Aristóteles desmonta una creencia (que tendrán también los antirrosistas), la de que los "malos" no pueden estar de acuerdo, ya que -propone- existe un tipo de amistad

según la cual, incluso los malos concuerdan, cuando eligen y desean las mismas cosas. Pero deben desear lo mismo, de manera que ambos puedan poseer lo que desean, pues si el objeto del deseo es tal que no es posible que pertenezca a ambos, se pelearán; en cambio, los que están de acuerdo no se pelean. Hay, pues, concordia cuando la elección es la misma tanto en lo que concierne al mandar como al obedecer, cada uno no escogiéndose a sí mismo, sino ambos escogiendo a la misma persona. En suma, la concordia es la amistad política (Aristóteles, 1995, libro VII, 1241ª: 514-515)30.

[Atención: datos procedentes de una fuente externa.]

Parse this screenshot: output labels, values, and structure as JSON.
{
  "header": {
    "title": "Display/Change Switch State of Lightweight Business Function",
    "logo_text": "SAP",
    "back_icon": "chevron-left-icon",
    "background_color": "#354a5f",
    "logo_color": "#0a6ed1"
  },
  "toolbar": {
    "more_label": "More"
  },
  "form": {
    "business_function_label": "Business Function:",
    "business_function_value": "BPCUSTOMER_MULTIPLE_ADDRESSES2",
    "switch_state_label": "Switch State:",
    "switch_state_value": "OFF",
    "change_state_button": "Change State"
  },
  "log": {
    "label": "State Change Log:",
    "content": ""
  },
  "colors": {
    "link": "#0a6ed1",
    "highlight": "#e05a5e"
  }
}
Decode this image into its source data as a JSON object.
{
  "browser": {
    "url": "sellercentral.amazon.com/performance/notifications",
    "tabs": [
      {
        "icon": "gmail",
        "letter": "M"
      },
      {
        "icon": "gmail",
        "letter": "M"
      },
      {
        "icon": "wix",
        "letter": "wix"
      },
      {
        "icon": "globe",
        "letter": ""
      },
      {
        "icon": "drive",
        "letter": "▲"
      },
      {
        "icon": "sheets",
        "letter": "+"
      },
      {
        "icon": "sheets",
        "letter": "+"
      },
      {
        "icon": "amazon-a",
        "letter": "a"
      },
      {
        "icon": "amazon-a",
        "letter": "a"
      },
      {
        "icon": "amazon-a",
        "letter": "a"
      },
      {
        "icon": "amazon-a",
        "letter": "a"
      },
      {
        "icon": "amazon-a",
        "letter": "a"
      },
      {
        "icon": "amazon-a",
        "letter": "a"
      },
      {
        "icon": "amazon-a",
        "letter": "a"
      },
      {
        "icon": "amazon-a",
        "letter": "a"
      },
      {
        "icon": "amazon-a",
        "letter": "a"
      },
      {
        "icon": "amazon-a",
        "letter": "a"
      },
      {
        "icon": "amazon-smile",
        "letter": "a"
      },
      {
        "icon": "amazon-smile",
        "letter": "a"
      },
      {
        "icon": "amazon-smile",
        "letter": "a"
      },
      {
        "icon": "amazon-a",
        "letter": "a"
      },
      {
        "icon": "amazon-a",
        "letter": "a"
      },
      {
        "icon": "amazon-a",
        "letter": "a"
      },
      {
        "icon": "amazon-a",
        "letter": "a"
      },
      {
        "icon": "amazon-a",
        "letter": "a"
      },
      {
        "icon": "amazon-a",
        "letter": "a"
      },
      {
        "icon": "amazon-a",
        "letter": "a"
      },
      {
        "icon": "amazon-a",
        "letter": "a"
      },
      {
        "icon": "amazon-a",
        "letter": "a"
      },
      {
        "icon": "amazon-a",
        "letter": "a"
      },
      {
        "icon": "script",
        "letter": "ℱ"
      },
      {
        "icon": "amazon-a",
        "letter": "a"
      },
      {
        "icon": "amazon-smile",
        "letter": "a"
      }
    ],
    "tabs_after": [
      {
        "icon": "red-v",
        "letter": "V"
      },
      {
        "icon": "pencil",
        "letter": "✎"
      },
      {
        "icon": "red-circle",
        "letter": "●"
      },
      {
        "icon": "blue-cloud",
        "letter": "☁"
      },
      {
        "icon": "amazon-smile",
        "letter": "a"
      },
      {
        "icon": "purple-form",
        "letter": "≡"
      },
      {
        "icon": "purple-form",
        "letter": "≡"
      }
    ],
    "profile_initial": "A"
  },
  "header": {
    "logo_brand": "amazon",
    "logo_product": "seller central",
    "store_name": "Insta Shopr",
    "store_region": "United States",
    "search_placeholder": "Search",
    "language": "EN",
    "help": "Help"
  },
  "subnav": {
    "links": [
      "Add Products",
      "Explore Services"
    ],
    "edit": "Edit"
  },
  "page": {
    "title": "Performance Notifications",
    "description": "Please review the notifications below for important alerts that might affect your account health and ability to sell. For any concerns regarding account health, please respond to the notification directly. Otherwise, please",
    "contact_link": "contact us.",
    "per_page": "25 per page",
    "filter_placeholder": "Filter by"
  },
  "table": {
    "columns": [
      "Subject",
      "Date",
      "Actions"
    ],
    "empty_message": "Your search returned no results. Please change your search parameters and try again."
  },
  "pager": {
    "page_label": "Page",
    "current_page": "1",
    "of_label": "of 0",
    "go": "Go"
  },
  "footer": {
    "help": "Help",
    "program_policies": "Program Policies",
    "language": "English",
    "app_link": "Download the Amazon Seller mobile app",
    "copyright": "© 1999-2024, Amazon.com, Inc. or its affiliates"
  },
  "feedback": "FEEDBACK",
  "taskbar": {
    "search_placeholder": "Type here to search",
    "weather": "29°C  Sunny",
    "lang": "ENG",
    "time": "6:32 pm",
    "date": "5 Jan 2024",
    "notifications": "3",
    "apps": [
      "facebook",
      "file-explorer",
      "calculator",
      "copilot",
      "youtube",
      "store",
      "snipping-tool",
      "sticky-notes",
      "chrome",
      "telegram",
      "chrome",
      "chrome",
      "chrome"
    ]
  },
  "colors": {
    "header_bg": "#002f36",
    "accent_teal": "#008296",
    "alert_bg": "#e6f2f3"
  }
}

En su autobiografía, Alberdi recapitula, haciendo alusión al lema del salón literario: Abiciamus ergo opera tenebrarum et induamur arma lucis (Abandonemos, pues, para siempre las obras de las tinieblas, y empuñemos las armas de la luz):

Las armas de la luz no estaban de moda bajo el gobierno de ese tiempo; y el brillante club literario tuvo que rendirlas ante la brutal majestad de otro club de rebenque, formado para impedir todo club de libertad. La única forma en que la libertad de asociación podía existir fue la que asumió la Mazorca. Para azotar a los liberales era lícito asociarse, y para estudiar la libertad, la asociación era un crimen de traición a la patria. El Salón Literario estaba condenado a desaparecer, porque era público" (Alberdi, 1945: 53, son nuestros los subrayados de los sintagmas formados con la palabra club)31.

Los argonautas

Al emerger del ensueño tropical que lo confunde, y poco antes de recuperar su yo a través de un curriculum itinerante como si fuera un cursus honorum, ya derrotado su enemigo, Sarmiento cae en la cuenta de que todavía no habían pasado seis meses desde que se embarcara en Chile, junto con Bartolomé Mitre, Wenceslao Paunero, el coronel Aquino y tres compañeros más, para ponerse a las órdenes de Urquiza. Eran

los argonautas de la Médicis, circunnavegando en pos también de un vellocino de oro, guardado por un Dragón espantable; y el gran mágico Alexander que nos escuchaba, decía lleno de estupefacción: "¿Pero qué países son esos donde cuantos se nombran han muerto o en los combates o degollados?". Y, en efecto, el sacrificado coronel Aquino, que nos refería historias de vivaque, no acertaba a nombrar compañero, amigo, enemigo, que no estuviese ya sepultado" (Campaña: 58).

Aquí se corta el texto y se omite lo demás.